The Pod5File struct handles access to a single pod5 file. I provides straight-forward iteration over contained reads via the Pod5File::iter_reads function, as well as random access to contained reads by the read-id. It implements the following functions:

Function Description
new Initializes a new Pod5File from a path to a pod5 file
footer Returns the footer of a given file
get Returns the read information behind the given read id
iter_reads Iterate efficiently over each read in the file
n_reads Returns the number of reads in the file
path Returns the path it was initialized with
read_ids Returns the read ids contained in the file
run_info Contains metadata that is shared for all reads in the file

The following code snippet shows an example on how to iterate over all reads in a given file, printing the read id and signal for each:

use std::path::PathBuf;
use pod5_reader_api::file::Pod5File;

fn main() {
    let path = PathBuf::from("example_data/remora_example/can_reads.pod5");
    let mut pod5_file = Pod5File::new(&path).unwrap();
    let file_iterator = pod5_file.iter_reads().unwrap();

    for read_res in file_iterator {
        let read = read_res.unwrap();

        let read_id = read.read_id();
        let signal = read.require_signal().unwrap();

        println!("{} | {:?}", read_id, signal);
    }
}

Random access to a specific read is provided via the Pod5File::get function, which tries to retrieve a read by its unique id. The following code snippet show how to access read fbf9c81c-fdb2-4b41-85e1-0a2bd8b5a138 by its id:

use std::{path::PathBuf, str::FromStr};
use pod5_reader_api::file::Pod5File;
use uuid::Uuid;

fn main() {
    let path = PathBuf::from("example_data/remora_example/can_reads.pod5");
    let read_id = Uuid::from_str("fbf9c81c-fdb2-4b41-85e1-0a2bd8b5a138").unwrap();

    let mut pod5_file = Pod5File::new(&path).unwrap();

    let read = pod5_file.get(&read_id).unwrap();
    let read_id_from_read = read.read_id();
    let num_samples = read.require_num_samples().unwrap();
    println!("{} | {} | {}", read_id, read_id_from_read, num_samples);
}

Since both the iter_reads and the get functions rely on a mutable reference to Pod5File, thread-safe access is not given. This is the result of the lazy-loading approach, where the signal of a given read is only read when the read is requested. For multi-threaded access, use Pod5FileThreadSafe.

Pod5FileThreadSafe

The Pod5FileThreadSafe functions like Pod5File with the key difference that it allows for random access to contained reads from multiple threads in parallel. The iter_reads function is the only one that is not implemented here. All other functions are the same.

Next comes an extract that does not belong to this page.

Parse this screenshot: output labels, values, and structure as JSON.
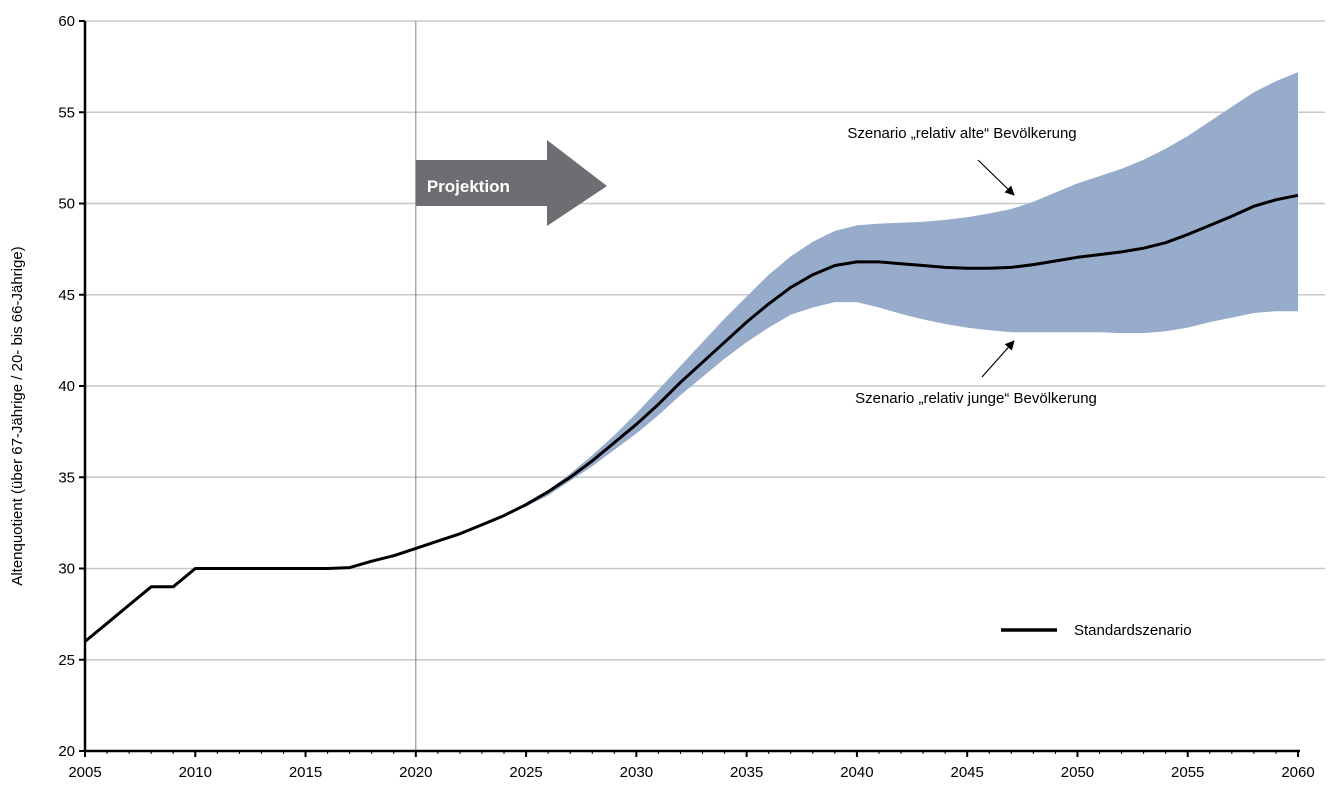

The following example shows how Pod5FileThreadSafe can be used to read reads in parallel:

use std::path::PathBuf;
use std::sync::Arc;
use pod5_reader_api::file::Pod5FileThreadSafe;
use rayon::current_thread_index;
use rayon::iter::{IntoParallelRefIterator, ParallelIterator};
use uuid::Uuid;

fn main() {
    let path = PathBuf::from("../example_data/remora_example/can_reads.pod5");
    let n_workers = 4;

    let pod5_file = Arc::new(
        Pod5FileThreadSafe::new(&path, n_workers).unwrap()
    );
    let read_ids: Vec<Uuid> = pod5_file.read_ids().clone();

    read_ids.par_iter().for_each(|read_id| {
        let pod5_file = Arc::clone(&pod5_file);
        let tid = current_thread_index().unwrap();

        let read = pod5_file.get(read_id).unwrap();
        println!(
            "Thread {} processed read {} with {} samples",
            tid,
            read.read_id(),
            read.require_num_samples().unwrap()
        );
    });
}